Finding Meaning in Music

New CPS research demonstrates how participation in community engagement initiatives can benefit professional musicians.

In research commissioned by London Music Masters (LMM) and supervised by Research Fellow Rosie Perkins, CPS doctoral candidate Sara Ascenso examined the impact of community engagement for professional musicians, focusing on musicians who undertake orchestral work as their main professional activity.

Recent decades have witnessed a rapid expansion in community music projects and findings regarding their positive impact have been unequivocal: community music offers the potential to build important psychological resources such as positive emotions, a sense of accomplishment, enhanced engagement, purpose in life, and social skills. Despite the collaborative nature of this type of work, however, the experiences of the musicians who facilitate it remain largely undocumented and impact evaluations have tended to remain focused on the so-called “receivers” of projects.

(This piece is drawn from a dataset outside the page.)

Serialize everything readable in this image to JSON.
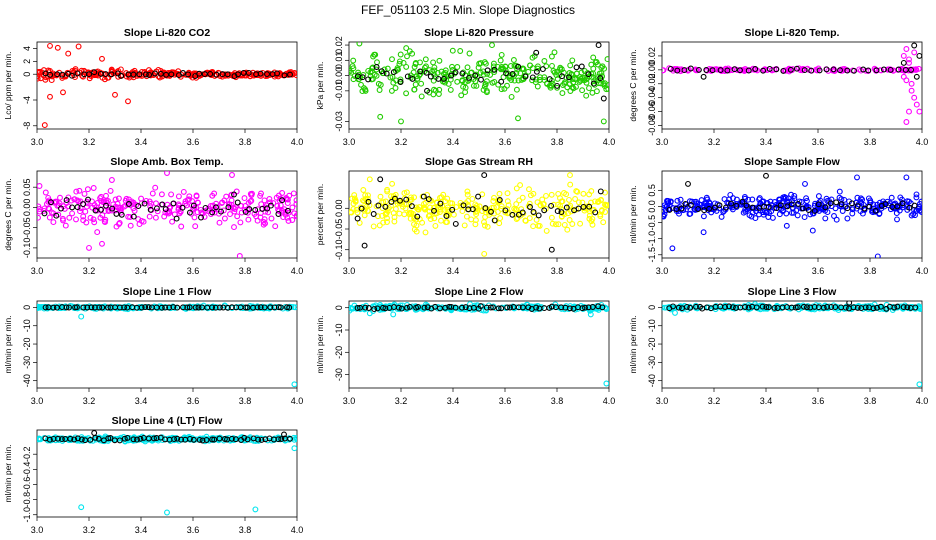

The starting points for this research were two innovative LMM initiatives that united primary school children and musicians from two of London’s major orchestras (the London Philharmonic Orchestra and the London Contemporary Orchestra) to work together and perform new music by emerging composers. Building on these collaborations and on the musicians’ previous experiences with community engagement, the goal was to investigate how these musicians view this work and its value for the profession more broadly. A phenomenological approach was adopted and one-to-one interviews were conducted with fifteen musicians. Despite the experience of community engagement being a highly personal journey, three main areas accounted for the benefits of this type of work across the group: (1) identity: musicians widened their perceptions of what it means to be a musician, strengthened their primary motivations for music-making, and expanded their sense of contributing towards the future generations, both through shaping music education and via the development of new audiences; (2) skills: community engagement provided a laboratory to experiment and consolidate personal, interpersonal, musical, cognitive, and teaching abilities; and (3) wellbeing: community work enhanced positive emotions a sense of accomplishment, purpose, and the development of new social connections, also providing much-needed variety to daily routine.

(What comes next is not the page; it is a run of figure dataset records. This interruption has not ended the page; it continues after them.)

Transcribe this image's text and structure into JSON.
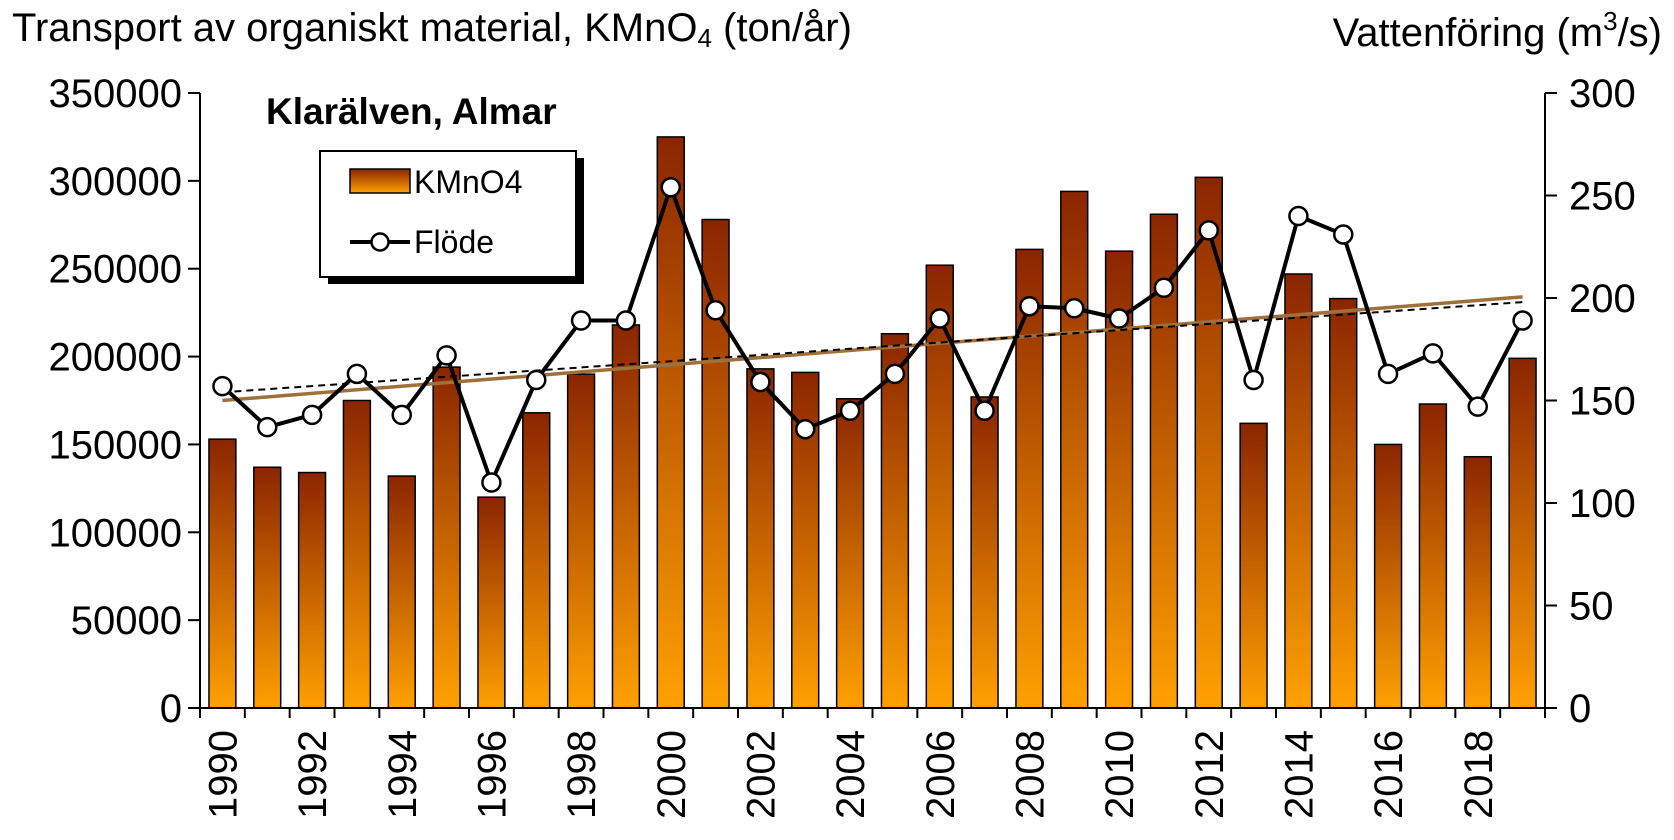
{
  "chart_data": {
    "type": "bar",
    "title": "Klarälven, Almar",
    "y_left_label": {
      "prefix": "Transport av organiskt material, KMnO",
      "sub": "4",
      "suffix": " (ton/år)"
    },
    "y_right_label": {
      "prefix": "Vattenföring (m",
      "sup": "3",
      "suffix": "/s)"
    },
    "x": [
      1990,
      1991,
      1992,
      1993,
      1994,
      1995,
      1996,
      1997,
      1998,
      1999,
      2000,
      2001,
      2002,
      2003,
      2004,
      2005,
      2006,
      2007,
      2008,
      2009,
      2010,
      2011,
      2012,
      2013,
      2014,
      2015,
      2016,
      2017,
      2018,
      2019
    ],
    "x_tick_labels": [
      "1990",
      "1992",
      "1994",
      "1996",
      "1998",
      "2000",
      "2002",
      "2004",
      "2006",
      "2008",
      "2010",
      "2012",
      "2014",
      "2016",
      "2018"
    ],
    "y_left_ticks": [
      "0",
      "50000",
      "100000",
      "150000",
      "200000",
      "250000",
      "300000",
      "350000"
    ],
    "y_right_ticks": [
      "0",
      "50",
      "100",
      "150",
      "200",
      "250",
      "300"
    ],
    "ylim_left": [
      0,
      350000
    ],
    "ylim_right": [
      0,
      300
    ],
    "grid": false,
    "legend_position": "top-left",
    "series": [
      {
        "name": "KMnO4",
        "type": "bar",
        "axis": "left",
        "color_top": "#8B2500",
        "color_bottom": "#FFA000",
        "values": [
          153000,
          137000,
          134000,
          175000,
          132000,
          194000,
          120000,
          168000,
          190000,
          218000,
          325000,
          278000,
          193000,
          191000,
          176000,
          213000,
          252000,
          177000,
          261000,
          294000,
          260000,
          281000,
          302000,
          162000,
          247000,
          233000,
          150000,
          173000,
          143000,
          199000
        ]
      },
      {
        "name": "Flöde",
        "type": "line",
        "axis": "right",
        "color": "#000000",
        "marker": "open-circle",
        "values": [
          157,
          137,
          143,
          163,
          143,
          172,
          110,
          160,
          189,
          189,
          254,
          194,
          159,
          136,
          145,
          163,
          190,
          145,
          196,
          195,
          190,
          205,
          233,
          160,
          240,
          231,
          163,
          173,
          147,
          189
        ]
      }
    ],
    "trendlines": [
      {
        "of": "KMnO4",
        "axis": "left",
        "color": "#A0703A",
        "style": "solid",
        "start": [
          1990,
          175000
        ],
        "end": [
          2019,
          234000
        ]
      },
      {
        "of": "Flöde",
        "axis": "right",
        "color": "#000000",
        "style": "dashed",
        "start": [
          1990,
          154
        ],
        "end": [
          2019,
          198
        ]
      }
    ]
  }
}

The results of this study offer a motivating picture of the potential role of community engagement projects for musicians. First, through allowing a more direct experience of the power of music, fostering an awareness of the giving nature of music-making and of its impact on the next generation, these initiatives help build a stronger personal sense of meaning. Second, musicians gain a greater perception of their crucial role in society. This happens through the sense of impacting the development of new audiences and shaping music education. Third, community work provides a valuable space for skill-development. Finally, there is scope for community projects to allow an enhancement of musicians’ psychological wellbeing through not only the experience of moments that “feel good”, but also via increased engagement, finding purpose and accomplishment, and connecting socially. These findings suggest that community initiatives deserve to be firmly considered as an ongoing part of the professional musician’s portfolio in any area of music-making and encourage further debate on the best routes towards optimising collaboration between communities, maximising benefit for all involved.